Сообщения о событиях, исходившие от полиции, прессы и даже самих работников посольства, безнадежно противоречили одно другому. Одни утверждали, что беспорядки возникли стихийно, как коллективный акт протеста против слова «Британская» на здании библиотеки. Естественно, говорили сторонники этой теории, чем ближе решающий день в Брюсселе, тем больше политика противодействия Общему рынку, провозглашенная Карфельдовским движением, должна приобретать антианглийскую окраску. Другие клятвенно заверяли, что видели, как кем-то был подан знак — в окне появился белый платок. А один очевидец даже показал, что над ратушей взлетела ракета, рассыпавшаяся золотыми и красными звездами. По мнению одних, толпа двигалась куда-то с определенной целью; другие говорили, что она просто «текла»; у третьих создалось впечатление, что она внезапно заколебалась. «Демонстрантами руководили из гущи толпы, — сообщал один старший офицер полиции. — По краям толпа была неподвижна, а в центре началось движение». «Те, кто стоял в центре, — передавало западногерманское радио, — сохраняли спокойствие. Беспорядки были спровоцированы несколькими хулиганами в передних рядах. Остальные стихийно последовали за ними». Все сообщения сходились только в одном: беспорядки начались в тот момент, когда музыка заиграла особенно громко. Одна женщина даже высказала предположение, что сама музыка и послужила сигналом, который привел в движение толпу.

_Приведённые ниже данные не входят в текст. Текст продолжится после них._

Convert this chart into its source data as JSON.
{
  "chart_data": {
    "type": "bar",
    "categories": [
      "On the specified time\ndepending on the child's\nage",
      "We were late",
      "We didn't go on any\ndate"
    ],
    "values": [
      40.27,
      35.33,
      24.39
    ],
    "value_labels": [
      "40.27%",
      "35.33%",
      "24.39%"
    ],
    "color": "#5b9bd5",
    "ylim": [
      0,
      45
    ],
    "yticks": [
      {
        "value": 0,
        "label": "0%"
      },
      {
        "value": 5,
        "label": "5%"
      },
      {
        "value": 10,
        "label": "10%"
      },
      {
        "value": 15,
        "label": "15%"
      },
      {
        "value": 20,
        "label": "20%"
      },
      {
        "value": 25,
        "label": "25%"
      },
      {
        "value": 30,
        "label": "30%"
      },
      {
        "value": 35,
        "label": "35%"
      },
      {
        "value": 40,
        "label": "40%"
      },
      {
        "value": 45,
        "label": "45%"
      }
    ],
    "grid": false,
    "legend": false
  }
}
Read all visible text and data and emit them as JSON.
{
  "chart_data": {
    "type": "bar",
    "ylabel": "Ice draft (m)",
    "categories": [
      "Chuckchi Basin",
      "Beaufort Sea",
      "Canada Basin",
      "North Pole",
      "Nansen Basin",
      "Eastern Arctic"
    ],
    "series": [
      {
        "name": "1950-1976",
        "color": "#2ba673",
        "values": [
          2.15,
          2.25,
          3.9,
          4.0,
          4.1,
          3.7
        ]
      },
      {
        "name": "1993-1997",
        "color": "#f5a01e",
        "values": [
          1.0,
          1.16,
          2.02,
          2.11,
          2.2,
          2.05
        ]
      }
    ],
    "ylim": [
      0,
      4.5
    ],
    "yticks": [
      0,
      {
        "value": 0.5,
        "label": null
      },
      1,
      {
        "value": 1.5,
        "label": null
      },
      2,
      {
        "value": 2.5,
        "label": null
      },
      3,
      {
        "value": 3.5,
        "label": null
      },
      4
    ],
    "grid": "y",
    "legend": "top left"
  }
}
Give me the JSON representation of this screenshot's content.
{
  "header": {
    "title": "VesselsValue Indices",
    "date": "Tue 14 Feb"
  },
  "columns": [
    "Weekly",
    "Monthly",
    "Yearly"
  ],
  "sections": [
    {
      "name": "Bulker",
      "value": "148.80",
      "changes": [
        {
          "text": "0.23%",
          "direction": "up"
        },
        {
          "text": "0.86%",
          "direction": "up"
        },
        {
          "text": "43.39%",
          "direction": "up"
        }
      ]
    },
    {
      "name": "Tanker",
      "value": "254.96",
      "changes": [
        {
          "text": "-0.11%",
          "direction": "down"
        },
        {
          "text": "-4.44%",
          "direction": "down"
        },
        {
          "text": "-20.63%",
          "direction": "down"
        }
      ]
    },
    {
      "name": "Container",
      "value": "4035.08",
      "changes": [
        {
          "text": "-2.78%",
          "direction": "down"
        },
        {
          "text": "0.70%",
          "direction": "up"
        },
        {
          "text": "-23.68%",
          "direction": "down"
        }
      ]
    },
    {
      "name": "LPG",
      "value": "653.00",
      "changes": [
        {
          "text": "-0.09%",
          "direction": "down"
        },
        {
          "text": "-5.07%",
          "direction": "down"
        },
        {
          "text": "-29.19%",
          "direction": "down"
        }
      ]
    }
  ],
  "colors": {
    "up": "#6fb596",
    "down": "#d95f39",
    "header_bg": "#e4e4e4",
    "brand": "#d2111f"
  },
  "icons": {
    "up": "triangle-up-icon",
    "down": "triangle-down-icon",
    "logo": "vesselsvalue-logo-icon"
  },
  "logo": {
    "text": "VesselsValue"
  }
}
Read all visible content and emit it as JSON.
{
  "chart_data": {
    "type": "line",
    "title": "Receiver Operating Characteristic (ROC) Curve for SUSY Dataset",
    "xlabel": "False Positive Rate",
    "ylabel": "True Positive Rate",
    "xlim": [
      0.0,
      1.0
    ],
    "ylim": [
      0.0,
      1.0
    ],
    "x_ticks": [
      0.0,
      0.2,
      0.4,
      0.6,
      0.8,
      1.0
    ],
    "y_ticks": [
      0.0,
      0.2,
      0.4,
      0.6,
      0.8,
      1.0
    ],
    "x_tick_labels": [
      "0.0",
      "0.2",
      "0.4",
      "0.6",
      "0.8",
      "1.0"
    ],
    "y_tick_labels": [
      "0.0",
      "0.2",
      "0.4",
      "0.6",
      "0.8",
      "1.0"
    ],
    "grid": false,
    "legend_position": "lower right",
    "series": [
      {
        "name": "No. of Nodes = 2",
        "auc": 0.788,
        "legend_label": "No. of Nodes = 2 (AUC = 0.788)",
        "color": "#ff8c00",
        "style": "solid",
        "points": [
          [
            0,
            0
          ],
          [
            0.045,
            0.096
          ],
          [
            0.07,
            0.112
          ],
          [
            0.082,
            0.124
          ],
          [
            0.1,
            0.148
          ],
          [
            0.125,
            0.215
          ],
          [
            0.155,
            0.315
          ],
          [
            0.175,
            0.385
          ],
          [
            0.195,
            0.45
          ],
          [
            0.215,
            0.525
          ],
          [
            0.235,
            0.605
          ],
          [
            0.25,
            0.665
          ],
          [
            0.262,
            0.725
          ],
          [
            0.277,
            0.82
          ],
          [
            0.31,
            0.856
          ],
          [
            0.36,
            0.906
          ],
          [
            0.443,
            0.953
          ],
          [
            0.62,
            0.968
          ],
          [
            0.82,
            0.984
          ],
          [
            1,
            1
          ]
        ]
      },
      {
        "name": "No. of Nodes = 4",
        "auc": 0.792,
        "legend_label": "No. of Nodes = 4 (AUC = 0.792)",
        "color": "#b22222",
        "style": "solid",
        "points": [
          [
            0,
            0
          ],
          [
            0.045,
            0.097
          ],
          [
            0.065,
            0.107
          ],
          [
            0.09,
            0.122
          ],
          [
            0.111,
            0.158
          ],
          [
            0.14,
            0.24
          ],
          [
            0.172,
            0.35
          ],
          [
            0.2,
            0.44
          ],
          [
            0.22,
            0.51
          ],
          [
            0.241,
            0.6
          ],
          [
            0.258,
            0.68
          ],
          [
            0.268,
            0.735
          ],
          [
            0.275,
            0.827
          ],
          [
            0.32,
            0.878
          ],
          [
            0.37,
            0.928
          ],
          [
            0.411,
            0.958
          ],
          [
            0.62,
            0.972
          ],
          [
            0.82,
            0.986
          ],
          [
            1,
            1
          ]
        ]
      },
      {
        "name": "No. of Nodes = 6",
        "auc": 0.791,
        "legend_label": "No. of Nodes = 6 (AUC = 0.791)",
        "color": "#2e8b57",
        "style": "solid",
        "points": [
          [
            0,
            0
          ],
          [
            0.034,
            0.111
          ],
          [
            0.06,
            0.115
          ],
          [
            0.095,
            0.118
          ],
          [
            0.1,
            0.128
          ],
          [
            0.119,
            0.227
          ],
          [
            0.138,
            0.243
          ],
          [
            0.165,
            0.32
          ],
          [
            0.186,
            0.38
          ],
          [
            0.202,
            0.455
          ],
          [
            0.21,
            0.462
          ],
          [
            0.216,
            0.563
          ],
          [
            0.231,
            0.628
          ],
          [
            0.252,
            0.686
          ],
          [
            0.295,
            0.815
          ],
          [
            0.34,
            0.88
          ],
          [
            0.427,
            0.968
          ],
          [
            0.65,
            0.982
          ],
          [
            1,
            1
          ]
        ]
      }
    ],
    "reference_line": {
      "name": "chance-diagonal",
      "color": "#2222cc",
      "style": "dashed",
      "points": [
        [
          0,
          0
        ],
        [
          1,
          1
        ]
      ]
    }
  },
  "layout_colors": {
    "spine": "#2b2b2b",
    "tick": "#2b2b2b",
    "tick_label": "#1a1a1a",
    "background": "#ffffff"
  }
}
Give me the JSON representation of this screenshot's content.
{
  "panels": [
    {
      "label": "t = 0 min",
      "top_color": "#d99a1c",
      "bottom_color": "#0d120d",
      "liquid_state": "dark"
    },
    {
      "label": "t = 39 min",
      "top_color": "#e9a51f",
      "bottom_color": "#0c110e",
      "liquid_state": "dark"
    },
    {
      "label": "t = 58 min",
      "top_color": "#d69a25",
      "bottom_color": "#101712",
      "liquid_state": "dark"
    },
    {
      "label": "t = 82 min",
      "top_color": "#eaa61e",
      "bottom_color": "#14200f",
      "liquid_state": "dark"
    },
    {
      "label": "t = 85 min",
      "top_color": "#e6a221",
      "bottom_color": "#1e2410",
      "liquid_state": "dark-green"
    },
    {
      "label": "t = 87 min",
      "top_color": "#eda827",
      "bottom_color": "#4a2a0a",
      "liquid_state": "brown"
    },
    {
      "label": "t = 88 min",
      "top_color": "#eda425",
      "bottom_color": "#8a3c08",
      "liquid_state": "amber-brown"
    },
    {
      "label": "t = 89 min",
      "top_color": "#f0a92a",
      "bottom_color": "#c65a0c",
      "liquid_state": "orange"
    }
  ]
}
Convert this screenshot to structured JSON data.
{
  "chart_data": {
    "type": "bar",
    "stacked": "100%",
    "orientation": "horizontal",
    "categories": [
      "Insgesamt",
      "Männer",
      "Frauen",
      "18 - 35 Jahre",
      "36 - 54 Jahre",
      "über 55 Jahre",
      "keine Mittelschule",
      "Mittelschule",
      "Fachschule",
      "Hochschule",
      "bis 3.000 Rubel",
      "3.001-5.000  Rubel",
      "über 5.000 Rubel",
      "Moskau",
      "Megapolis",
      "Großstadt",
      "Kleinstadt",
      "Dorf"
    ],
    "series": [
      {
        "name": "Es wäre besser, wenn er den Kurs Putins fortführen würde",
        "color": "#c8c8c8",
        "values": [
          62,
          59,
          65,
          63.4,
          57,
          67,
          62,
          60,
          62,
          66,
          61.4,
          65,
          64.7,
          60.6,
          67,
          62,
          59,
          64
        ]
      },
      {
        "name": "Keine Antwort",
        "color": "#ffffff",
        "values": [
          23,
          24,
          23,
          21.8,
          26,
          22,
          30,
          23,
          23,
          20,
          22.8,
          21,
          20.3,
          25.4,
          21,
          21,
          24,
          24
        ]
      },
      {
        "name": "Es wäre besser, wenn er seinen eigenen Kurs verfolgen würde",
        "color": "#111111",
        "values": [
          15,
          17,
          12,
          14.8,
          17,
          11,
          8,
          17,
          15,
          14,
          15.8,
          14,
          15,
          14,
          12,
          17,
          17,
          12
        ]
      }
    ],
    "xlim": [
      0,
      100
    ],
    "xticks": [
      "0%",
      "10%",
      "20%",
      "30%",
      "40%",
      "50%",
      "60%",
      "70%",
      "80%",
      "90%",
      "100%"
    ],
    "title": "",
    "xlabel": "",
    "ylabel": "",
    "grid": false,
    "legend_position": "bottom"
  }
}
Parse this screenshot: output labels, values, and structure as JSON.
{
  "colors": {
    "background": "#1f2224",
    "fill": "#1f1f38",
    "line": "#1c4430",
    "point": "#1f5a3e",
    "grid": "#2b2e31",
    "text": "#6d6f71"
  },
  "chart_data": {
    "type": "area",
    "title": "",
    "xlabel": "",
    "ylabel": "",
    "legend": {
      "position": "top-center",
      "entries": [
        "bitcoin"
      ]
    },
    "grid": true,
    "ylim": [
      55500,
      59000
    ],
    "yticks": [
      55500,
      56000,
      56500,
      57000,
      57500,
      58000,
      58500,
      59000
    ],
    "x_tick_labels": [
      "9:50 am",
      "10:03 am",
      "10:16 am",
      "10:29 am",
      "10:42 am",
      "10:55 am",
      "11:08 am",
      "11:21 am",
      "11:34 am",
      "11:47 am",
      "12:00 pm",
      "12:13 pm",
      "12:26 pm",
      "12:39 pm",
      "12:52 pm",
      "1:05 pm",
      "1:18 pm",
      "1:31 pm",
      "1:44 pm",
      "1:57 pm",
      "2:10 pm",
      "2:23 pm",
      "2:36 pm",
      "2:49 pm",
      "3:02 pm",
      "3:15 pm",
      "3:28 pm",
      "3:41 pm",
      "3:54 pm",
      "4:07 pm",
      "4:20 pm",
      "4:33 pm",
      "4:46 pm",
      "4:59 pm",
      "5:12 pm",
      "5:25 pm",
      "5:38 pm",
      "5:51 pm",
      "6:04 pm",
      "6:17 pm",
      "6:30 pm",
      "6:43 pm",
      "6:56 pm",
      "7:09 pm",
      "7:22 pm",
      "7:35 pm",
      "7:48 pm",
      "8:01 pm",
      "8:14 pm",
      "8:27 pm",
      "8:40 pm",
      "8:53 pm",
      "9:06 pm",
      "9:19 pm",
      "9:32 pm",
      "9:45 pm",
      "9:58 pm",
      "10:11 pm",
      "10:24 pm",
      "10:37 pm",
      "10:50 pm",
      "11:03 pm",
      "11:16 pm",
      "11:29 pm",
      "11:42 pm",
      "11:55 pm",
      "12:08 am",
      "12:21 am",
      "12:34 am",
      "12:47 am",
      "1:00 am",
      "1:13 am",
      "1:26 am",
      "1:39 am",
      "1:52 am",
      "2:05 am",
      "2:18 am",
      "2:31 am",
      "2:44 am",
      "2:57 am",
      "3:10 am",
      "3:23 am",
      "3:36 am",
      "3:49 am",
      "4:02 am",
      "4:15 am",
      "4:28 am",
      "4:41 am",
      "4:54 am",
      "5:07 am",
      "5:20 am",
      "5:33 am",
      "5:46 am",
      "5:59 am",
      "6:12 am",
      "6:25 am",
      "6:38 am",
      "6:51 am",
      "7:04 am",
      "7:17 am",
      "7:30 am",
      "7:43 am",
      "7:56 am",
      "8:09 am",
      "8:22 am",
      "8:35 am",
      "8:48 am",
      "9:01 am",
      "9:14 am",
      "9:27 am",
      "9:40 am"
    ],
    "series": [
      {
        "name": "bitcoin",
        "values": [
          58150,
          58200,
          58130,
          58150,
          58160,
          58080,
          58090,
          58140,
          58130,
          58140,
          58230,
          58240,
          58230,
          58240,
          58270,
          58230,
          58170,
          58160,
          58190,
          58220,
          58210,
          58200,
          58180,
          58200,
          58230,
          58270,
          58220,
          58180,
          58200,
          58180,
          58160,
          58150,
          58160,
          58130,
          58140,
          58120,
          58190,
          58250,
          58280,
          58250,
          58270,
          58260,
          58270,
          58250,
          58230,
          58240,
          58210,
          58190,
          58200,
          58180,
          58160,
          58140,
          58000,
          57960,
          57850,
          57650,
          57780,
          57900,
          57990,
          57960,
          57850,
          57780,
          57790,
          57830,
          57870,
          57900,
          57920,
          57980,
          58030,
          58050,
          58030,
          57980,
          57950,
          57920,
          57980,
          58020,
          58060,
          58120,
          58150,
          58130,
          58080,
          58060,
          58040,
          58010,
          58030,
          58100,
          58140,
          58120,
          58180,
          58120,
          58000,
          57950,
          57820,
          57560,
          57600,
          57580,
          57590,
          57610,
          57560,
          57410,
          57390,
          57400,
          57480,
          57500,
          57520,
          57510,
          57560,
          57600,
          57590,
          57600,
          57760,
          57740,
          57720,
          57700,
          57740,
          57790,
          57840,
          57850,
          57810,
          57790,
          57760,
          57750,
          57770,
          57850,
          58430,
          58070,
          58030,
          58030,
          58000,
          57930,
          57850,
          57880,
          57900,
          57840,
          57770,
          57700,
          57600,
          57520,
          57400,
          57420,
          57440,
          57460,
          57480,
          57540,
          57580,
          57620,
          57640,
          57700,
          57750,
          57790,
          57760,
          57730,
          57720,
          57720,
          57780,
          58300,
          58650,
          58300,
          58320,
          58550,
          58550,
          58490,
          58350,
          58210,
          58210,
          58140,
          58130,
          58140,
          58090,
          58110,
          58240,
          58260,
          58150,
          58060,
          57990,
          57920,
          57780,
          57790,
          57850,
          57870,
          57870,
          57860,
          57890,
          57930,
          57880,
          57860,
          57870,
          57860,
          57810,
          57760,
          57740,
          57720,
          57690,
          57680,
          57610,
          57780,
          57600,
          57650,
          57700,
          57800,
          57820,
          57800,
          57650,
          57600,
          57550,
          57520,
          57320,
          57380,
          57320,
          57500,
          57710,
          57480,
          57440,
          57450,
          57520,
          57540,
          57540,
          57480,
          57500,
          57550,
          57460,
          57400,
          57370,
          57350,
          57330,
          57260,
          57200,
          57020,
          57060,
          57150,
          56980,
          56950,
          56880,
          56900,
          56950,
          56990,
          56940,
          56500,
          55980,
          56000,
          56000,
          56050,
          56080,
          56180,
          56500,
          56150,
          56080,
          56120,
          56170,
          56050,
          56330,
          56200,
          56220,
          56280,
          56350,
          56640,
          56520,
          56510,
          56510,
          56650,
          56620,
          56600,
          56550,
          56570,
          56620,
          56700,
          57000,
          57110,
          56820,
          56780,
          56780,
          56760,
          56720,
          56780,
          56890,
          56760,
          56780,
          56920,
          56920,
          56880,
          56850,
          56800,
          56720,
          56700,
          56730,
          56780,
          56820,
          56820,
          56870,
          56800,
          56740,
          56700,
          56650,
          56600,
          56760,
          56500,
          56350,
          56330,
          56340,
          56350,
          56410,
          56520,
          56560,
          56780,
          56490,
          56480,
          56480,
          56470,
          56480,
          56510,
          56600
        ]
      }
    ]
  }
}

С другой стороны, корреспондент «Шпигеля», выступавший по радио на севере страны с подробными комментариями, рассказал о том, как на сером автобусе, заказанном неким таинственным герром Мейером из Люнебурга, в центр Ганновера за час до начала демонстрации была доставлена «охрана из тридцати отборных молодчиков», и эта охрана, состоявшая из студентов и молодых крестьян, образовала «защитное кольцо» вокруг трибуны. Именно эти «отборные молодчики» и начали беспорядки. Словом, получалось, что вся эта операция была подстроена самим Карфельдом. «Это открытая декларация того, — утверждал корреспондент, — что впредь Движение намерено шагать под собственную музыку».
— Эта Эйк, — спросил Тернер, — какие о ней последние сведения?
— Она чувствует себя соответственно своему состоянию.
— А в каком она состоянии?
— Больше ничего не сообщают.
— Понятно!
— К счастью, Англия не несет никакой ответственности ни за Эйк, ни за библиотеку. Библиотека была организована в период оккупации, но очень скоро ее передали в ведение немцев. Теперь она принадлежит местным властям, и они там распоряжаются. К нам она уже не имеет никакого отношения.
— Выходит, они жгли собственные книги? Шоун растерянно улыбнулся.
— Да, выходит, — согласился он. — Если вдуматься, так оно и есть. Это важное соображение; можно было бы, пожалуй, подсказать его отделу прессы.
Зазвонил телефон, Шоун снял трубку.
— Это Ламли, — сказал он, прикрывая микрофон рукой, — дежурный сказал ему, что вы уже здесь.
Но Тернер, казалось, не слышал его. Он читал очередную телеграмму — очень краткую, всего в два абзаца, не больше. Она была адресована «Ламли лично» и помечена «вручить немедленно». Для Тернера отложили второй экземпляр.
— Он хочет говорить с вами, Алан, — Шоун протягивал ему трубку.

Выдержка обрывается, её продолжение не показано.